'Parent Trigger' Law in California Spurs Education Reform Debate

'Parent Trigger' Law in California Spurs Education Reform Debate

With support from Los Angeles-based Parent Revolution, parents in Adelanto, California, a community of 30,000 on the edge of the Mojave Desert, have petitioned to turn the underperforming local public grade school, Desert Trails Elementary, into a charter school managed by a private company, Reuters reports.

The issue has come to a head thanks to a state law passed in 2010 that permits parents at the state's worst performing public schools to organize, wrest control from their local school districts, and fire teachers and principals or convert their schools into charter institutions run by a for-profit company. According to Reuters, Desert Trails, where more than half the students are unable to pass state math or reading tests, has been struggling to meet state requirements for many years.

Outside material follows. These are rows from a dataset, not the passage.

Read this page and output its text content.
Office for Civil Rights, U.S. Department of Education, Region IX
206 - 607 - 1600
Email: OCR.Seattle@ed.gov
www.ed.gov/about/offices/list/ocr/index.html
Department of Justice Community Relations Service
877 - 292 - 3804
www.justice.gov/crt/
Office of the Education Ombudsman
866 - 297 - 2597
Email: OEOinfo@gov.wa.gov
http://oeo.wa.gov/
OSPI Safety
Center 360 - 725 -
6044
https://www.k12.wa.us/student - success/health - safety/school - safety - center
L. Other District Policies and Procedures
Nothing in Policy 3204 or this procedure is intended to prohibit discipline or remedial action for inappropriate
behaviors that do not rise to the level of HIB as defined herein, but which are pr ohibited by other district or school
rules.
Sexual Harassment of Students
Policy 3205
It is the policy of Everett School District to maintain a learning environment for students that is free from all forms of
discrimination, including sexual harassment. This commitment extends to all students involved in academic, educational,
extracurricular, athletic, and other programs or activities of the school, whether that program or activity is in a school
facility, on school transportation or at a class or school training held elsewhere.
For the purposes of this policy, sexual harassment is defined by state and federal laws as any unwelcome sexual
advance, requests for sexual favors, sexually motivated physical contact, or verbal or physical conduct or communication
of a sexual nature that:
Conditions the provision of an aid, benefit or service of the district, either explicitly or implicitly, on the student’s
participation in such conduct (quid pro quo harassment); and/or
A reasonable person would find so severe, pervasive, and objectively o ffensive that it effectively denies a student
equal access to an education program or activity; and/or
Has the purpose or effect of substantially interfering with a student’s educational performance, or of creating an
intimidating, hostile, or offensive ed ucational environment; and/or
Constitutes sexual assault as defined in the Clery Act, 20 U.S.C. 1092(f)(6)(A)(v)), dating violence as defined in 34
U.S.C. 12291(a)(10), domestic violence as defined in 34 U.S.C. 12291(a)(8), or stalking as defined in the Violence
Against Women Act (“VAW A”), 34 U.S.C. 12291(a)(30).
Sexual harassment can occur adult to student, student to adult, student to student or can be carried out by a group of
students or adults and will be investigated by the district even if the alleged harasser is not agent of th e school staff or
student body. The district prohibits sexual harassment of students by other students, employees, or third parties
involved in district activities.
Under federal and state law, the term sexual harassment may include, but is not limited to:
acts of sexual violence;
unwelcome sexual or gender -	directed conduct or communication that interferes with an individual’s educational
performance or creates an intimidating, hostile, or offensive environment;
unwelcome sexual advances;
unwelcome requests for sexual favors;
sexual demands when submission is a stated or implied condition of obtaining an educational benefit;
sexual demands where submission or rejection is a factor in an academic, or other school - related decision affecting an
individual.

However, another group of parents in town, with support from both state and local teachers unions, is working to stop the so-called "trigger petition," challenging the signatures as invalid and questioning the details of the proposed plan. "Where are their lesson plans?" asked former teacher Kimberly Smith, whose two children attend Desert Trails. "What is the curriculum?...How is it better?"

For years, education reforms such as parent triggers have been supported by some of the nation's wealthiest philanthropists, including Microsoft co-founder Bill Gates, Los Angeles developer Eli Broad, and the heirs to the Walmart fortune. But union leaders and critics of the charter school movement say there is little evidence to support the contention that the reforms actually work.

For their part, those supporting changes in Adelanto believe the goal of laws like the one passed in California is to give parents more control over their children's education. "When big decisions about schools are made, there typically are only two players at the table: the teachers union and the district," said Parent Revolution executive director Ben Austin. "What we're saying is, we need a third seat at the table for parents. Before, when they complained, they'd be told to go do a bake sale. Parent trigger utterly changes the game."